I think I would like a new adventure now the children have left home and once DH retires. We are lucky in that us inheriting my parent's retirement flat has happened at the same time as the pandemic when DH is able to work from home, with the added wrinkle that house prices have gone up so we need to hold onto it until we are beyond the reach of the IHT people. However the flat, albeit nice and right on the beach, was my parents retirement decision, not mine.
DH is not a Londoner, so has not got the same attachment, and is enjoying the south coast. We shall see.
Now its officially shit.
DD was lateral flow testing every day after returning from Bristol with negative results. Finally yesterday, after yet another of her friends announced they had Omicron, blagged her way into a PCR test despite having no symptoms, and yes she is positive. Isolate until 27 December.
I had got up early to be a volunteer marshal at a vaccination centre, and was marshalling the queue, when I got a scary email. Self isolate immediately, do not pass Go, do not collect £200. My fellow volunteers acted as if I was a leper, even though plenty of the people passing through were more likely than me to be infectious. I walked home mentally preparing a menu for the next 10 days based on the contents of a Christmas hamper, supplemented by Quality Street, and some rather nice boxes of Dorset chocolate I had bought for extended family we were due to see over Christmas. (We had already eaten the Christmas tree chocolate decorations once we decided we did not need a tree for the three of us.)
DH got a completely different email, which does not require him to stay in, so gloated about it, and went shopping. So more menu options, though equally bizarre. (DH is not a natural food shopper.)
In the meantime hypochondria has kicked in and we have all decided we feel ill. Its getting colder. It will be bleak.

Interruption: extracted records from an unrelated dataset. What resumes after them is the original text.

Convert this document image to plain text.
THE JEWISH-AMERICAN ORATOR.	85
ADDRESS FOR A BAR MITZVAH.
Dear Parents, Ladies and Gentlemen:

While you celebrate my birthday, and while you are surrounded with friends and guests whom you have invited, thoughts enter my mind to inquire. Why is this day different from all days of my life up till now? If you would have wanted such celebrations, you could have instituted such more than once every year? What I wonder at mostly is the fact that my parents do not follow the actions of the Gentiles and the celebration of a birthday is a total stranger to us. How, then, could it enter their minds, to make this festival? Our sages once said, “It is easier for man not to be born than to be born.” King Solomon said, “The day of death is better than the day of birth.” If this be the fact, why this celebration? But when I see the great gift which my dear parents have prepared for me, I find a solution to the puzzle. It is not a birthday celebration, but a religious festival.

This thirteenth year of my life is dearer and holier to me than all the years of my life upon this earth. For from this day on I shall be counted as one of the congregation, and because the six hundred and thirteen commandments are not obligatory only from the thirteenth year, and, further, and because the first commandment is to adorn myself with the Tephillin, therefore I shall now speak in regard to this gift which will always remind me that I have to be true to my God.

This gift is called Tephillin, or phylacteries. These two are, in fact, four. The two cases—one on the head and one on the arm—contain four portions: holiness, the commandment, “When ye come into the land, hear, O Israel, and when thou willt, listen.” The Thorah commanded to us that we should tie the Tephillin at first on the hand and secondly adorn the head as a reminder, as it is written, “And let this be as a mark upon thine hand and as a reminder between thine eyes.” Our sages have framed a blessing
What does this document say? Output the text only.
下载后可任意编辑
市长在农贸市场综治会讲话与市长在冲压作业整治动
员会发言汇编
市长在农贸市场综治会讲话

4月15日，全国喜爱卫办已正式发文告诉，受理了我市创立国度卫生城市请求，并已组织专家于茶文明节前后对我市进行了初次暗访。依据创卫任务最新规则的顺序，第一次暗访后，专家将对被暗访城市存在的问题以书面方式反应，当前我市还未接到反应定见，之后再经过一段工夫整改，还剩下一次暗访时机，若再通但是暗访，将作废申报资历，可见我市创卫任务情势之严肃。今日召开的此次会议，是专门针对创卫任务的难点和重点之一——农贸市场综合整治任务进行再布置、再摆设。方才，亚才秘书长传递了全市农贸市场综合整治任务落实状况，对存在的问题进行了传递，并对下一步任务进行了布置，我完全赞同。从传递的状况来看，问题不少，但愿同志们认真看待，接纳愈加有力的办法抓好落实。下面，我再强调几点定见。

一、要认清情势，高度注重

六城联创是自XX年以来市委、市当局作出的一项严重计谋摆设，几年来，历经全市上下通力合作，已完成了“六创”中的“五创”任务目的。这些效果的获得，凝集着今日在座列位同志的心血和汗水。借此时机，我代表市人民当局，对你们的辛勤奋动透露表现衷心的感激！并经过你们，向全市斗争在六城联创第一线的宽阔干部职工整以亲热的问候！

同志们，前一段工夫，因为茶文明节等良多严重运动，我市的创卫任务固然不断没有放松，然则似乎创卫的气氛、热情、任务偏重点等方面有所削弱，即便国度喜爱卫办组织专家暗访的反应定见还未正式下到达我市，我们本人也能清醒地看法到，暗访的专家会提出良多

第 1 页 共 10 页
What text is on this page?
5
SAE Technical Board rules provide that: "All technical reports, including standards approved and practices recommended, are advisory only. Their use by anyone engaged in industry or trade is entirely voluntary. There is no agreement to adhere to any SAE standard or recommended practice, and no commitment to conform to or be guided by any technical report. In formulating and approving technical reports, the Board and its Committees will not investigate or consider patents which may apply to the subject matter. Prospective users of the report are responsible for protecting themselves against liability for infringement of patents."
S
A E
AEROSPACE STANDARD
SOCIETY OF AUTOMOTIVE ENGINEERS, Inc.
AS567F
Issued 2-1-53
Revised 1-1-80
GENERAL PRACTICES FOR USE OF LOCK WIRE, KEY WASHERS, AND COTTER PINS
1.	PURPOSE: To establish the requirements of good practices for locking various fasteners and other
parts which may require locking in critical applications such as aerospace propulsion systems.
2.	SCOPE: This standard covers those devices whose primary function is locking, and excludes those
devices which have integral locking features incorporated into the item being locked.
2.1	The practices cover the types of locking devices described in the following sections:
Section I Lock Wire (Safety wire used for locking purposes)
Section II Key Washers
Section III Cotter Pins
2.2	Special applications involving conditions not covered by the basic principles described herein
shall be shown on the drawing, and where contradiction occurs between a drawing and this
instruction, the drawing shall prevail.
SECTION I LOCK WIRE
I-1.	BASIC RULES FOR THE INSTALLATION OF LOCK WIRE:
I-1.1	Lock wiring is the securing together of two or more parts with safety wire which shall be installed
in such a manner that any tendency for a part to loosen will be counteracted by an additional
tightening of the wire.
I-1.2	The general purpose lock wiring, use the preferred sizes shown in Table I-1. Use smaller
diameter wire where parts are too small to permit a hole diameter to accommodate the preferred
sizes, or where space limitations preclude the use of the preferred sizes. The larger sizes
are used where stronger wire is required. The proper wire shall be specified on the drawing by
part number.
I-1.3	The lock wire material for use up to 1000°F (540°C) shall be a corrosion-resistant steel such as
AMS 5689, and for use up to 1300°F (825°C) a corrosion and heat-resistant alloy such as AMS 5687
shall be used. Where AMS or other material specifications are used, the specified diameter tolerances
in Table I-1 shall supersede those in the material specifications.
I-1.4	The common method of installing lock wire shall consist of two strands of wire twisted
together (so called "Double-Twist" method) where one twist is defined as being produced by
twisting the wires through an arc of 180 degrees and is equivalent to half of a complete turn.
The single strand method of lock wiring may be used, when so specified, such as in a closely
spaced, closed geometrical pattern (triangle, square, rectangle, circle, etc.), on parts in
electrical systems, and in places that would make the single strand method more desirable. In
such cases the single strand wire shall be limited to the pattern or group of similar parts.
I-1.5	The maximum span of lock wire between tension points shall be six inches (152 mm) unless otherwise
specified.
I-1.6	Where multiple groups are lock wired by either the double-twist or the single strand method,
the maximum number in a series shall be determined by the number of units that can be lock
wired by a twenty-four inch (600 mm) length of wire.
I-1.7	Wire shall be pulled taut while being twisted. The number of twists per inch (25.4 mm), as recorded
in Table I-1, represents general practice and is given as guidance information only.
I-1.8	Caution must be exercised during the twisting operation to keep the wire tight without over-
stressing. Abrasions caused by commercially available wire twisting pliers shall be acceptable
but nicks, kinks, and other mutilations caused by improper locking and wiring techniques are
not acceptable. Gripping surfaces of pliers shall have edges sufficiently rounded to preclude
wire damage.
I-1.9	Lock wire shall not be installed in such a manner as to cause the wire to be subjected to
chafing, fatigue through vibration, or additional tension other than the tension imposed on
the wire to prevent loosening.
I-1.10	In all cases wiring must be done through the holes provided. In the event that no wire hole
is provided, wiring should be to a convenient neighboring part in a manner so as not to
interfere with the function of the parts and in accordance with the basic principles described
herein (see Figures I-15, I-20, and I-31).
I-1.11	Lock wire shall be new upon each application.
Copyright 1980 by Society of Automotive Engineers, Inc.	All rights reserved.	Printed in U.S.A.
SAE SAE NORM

The good news is that DD has an elective organised. In normal times she would be able to go away for two months starting September; Australia is popular, and experience health care in a different setting. Now there is no going abroad, so a scramble for worthwhile things to do in the UK. She has applied to a London teaching hospital and asked if they had opportunities in her preferred specialisation. They have yet to get back to her, but a kind consultant in the same specialisation in Bristol has said he will take her if she needs a place. I had not realised how much training is needed after graduating. Plenty more years of exams and of applying for training places.
Despite being the Christmas Grinch, I hope everyone else's holidays go according to plan.